Chicago Tribune, October 22, 1880
Capt. Joe P. Hubbard has been appointed Master of the canal tug Albatross, vice Richard Schultz, disqualified because of color blindness. Thomas McLaughlin temporarily succeeds Capt. J. M. Higgie in the command of the schooner Higgie and Jones.
Chicago Tribune, October 4, 1888
The Albatross May Have Been Lost.
Sheboygan, Mich., Oct. 3.-[Special.]-The steambarge Enterprise came in tonight and reports the loss of her consorts, the A. Muir and Albatross. The seas washed over the pilot house, some thirty feet above the
water, and carried everything before them, and she narrowly escaped foundering. The seas broke in the port gangways, and the starboard bulwarks were knocked out on both sides. The hatch-bars were displaced and the cargo is said to be damaged. Seventy tons of coal between decks were washed away through the broken sides. The Albatross has not been heard from, and is thought to be lost. The Muir is safe in Milwaukee. The Enterprise lay at the Manitous and came from there this morning and reports over fifty vessels at anchor there. She will wait orders from owner before proceeding further.
Chicago Tribune, October 9, 1888
Bad Luck Following the Enterprise.
Sheboygan, Mich.. Oct. 8.-[Special.]-The steam-barge Enterprise, which lost her tow last week on Lake Michigan, left here Friday night to meet the Albatross coming down under sail to tow her and the Muir, which was coming here in tow of the tug Welcome, stranded on North Manitou with the Albatross early Sunday morning and jettisoned between 4,000 and 5,000 bushels of corn to save herself from going to pieces. She succeeded in getting off with some damage to her bottom. The Albatross also stranded, but was pulled off.

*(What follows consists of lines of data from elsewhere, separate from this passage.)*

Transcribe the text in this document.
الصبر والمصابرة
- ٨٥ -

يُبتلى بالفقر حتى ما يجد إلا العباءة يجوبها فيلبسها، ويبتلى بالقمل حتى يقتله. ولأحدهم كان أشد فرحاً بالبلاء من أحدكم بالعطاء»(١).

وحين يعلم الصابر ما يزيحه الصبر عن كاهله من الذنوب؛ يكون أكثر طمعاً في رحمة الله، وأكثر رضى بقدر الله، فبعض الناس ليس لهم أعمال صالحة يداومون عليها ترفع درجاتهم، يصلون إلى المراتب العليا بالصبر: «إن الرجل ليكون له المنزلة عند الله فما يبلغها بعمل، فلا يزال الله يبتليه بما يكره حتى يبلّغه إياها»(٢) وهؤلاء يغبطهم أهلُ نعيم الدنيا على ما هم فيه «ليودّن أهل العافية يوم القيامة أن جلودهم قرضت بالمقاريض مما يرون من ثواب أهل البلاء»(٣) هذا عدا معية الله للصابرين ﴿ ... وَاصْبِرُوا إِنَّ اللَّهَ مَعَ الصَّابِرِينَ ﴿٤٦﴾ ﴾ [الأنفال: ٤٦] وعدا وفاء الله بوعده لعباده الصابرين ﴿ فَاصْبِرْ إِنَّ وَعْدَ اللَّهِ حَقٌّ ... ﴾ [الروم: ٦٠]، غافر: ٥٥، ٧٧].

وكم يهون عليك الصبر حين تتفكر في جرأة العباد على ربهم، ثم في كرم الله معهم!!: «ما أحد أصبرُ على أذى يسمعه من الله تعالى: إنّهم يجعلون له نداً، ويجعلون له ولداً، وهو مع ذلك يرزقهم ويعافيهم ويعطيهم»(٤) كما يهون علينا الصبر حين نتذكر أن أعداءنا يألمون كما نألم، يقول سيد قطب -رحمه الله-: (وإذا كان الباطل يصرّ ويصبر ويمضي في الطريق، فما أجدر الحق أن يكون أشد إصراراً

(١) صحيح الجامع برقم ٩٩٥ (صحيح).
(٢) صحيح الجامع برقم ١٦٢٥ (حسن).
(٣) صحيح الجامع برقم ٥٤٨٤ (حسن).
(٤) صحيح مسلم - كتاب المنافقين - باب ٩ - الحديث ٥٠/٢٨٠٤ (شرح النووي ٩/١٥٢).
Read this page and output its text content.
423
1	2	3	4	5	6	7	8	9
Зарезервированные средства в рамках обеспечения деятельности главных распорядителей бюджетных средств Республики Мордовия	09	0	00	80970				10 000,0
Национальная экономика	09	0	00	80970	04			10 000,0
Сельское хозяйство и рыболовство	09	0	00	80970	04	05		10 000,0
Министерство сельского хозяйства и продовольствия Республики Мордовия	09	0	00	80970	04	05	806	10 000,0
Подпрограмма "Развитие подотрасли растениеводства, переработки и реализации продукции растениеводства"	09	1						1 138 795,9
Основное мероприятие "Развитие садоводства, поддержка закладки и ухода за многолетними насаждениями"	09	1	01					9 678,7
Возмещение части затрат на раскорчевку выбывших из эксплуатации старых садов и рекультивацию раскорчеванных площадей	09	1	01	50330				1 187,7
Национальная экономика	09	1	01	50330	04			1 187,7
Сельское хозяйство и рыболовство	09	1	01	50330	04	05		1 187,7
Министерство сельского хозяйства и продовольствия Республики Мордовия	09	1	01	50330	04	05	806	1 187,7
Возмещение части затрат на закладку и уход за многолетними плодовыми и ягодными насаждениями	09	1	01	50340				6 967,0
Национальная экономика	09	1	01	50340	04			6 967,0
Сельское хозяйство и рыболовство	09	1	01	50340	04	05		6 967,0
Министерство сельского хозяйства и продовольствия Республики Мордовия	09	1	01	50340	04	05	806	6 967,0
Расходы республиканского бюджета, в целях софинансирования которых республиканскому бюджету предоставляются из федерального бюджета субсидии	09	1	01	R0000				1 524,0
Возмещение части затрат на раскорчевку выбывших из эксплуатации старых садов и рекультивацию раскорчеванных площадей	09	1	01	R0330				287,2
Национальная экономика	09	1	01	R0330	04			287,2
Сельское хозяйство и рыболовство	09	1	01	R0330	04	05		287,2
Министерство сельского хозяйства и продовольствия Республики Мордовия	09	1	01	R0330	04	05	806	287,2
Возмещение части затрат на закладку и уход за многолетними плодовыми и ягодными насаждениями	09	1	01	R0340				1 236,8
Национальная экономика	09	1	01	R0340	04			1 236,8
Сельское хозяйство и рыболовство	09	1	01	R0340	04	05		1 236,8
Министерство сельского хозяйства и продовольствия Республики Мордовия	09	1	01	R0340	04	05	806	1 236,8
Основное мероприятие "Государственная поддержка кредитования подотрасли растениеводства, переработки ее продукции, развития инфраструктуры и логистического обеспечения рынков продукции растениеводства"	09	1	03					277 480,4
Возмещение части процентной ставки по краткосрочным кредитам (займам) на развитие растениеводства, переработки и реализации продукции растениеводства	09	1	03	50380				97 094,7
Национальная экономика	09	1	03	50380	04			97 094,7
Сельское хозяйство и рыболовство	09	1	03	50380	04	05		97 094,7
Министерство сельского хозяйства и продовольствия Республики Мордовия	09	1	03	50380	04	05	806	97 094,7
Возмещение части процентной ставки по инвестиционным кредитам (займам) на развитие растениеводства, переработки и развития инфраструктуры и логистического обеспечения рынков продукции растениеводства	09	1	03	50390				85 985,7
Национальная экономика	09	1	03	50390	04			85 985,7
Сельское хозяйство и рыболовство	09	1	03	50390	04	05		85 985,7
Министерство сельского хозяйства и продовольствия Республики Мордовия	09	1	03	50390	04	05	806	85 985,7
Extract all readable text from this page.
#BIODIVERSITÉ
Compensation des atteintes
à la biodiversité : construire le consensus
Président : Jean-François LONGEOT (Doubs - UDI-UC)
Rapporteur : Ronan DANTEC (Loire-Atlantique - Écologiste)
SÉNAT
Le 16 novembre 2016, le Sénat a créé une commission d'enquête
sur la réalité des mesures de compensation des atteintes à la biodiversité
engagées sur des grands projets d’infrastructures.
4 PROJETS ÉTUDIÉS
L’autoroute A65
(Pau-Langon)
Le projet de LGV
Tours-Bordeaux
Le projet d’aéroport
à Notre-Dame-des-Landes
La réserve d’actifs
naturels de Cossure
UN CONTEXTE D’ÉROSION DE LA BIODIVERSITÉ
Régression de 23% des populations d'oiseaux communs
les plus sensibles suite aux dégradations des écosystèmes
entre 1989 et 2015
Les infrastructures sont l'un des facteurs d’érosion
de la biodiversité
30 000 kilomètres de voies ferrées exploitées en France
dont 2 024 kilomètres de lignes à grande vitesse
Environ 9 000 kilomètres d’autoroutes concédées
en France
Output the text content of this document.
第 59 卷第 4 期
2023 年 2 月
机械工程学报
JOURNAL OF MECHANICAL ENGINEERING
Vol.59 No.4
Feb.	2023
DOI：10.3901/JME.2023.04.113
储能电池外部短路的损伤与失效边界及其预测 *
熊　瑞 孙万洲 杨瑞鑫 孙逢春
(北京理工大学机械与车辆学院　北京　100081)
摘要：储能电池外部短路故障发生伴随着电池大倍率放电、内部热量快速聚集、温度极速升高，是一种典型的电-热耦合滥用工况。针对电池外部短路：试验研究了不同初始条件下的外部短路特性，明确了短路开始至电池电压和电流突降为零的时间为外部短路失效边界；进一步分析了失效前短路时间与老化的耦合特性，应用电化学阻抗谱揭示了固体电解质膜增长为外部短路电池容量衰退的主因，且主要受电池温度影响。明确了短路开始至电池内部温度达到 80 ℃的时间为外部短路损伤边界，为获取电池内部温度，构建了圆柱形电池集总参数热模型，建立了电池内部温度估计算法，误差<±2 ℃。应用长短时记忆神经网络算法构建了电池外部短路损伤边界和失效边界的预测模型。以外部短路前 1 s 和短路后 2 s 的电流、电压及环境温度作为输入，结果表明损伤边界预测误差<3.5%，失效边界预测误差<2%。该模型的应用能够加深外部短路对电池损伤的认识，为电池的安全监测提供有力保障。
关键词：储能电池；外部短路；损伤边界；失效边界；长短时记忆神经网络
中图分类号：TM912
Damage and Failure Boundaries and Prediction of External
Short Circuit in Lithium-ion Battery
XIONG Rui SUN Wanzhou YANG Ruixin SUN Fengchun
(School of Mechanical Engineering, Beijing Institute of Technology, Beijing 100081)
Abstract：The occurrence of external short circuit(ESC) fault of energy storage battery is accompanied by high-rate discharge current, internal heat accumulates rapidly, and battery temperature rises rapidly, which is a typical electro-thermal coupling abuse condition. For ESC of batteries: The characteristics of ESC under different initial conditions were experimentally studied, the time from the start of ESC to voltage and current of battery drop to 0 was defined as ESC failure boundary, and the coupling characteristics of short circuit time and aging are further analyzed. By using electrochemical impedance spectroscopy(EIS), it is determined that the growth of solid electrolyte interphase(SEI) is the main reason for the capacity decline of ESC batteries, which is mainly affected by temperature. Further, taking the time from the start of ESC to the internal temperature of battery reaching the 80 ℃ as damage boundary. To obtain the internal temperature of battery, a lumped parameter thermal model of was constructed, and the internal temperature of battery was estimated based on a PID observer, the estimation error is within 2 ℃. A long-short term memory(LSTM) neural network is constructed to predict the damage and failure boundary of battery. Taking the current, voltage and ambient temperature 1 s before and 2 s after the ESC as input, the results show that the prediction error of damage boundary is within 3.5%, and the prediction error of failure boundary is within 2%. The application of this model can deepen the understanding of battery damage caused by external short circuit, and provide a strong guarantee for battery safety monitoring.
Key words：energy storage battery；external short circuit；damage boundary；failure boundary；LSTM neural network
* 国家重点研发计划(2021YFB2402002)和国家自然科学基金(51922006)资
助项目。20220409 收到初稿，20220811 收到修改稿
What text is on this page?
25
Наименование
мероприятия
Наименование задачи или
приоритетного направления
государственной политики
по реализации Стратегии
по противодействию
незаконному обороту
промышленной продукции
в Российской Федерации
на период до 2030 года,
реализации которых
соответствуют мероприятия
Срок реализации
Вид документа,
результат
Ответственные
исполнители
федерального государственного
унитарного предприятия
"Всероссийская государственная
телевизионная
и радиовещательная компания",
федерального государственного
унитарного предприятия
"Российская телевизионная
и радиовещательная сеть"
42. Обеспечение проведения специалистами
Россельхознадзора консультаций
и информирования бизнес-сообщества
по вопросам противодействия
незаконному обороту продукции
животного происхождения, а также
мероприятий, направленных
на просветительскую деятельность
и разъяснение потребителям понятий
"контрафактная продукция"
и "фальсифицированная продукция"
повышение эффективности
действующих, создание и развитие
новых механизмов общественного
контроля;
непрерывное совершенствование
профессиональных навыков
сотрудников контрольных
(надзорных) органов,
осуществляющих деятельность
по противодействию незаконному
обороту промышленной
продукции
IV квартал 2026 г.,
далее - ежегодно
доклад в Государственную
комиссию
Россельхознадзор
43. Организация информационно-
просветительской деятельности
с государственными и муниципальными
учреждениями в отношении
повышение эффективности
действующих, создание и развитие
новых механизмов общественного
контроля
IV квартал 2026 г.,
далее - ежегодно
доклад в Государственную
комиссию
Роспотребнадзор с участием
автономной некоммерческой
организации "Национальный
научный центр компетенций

The Enterprise arrived here this morning, picked up her barges in the harbor, and after coaling left about noon for Kingston. The Enterprise’s cargo was 26,000 bushels of corn consigned by Robert Warren & Co. of Chicago to Kingston on through shipment to Montreal.
Green Bay State Gazette, August 6, 1890
The tug Albatross, of Two Rivers, came in here on Tuesday for the purpose of wooding up. She was on her way home from Garret Bay, near Death’s Door, where she spent several days assisting the tug Temple Emery, also of Two Rivers, in making up a raft of logs for the Two Rivers Manufacturing company. The Emery started with the raft for Two Rivers on Monday, and at last accounts had not yet arrived there. The raft is said to be one of the largest ever towed on the lake and scaled about one and a half million feet. As the logs average about fifteen to the thousand the size of the raft can easily be determined. The logs are all pine and basswood and were purchased near Death’s Door.
Last enrollment, PE 25, issued at Milwaukee, WI, on August 31, 1887, surrendered there on August 24, 1894, and endorsed “abandoned.”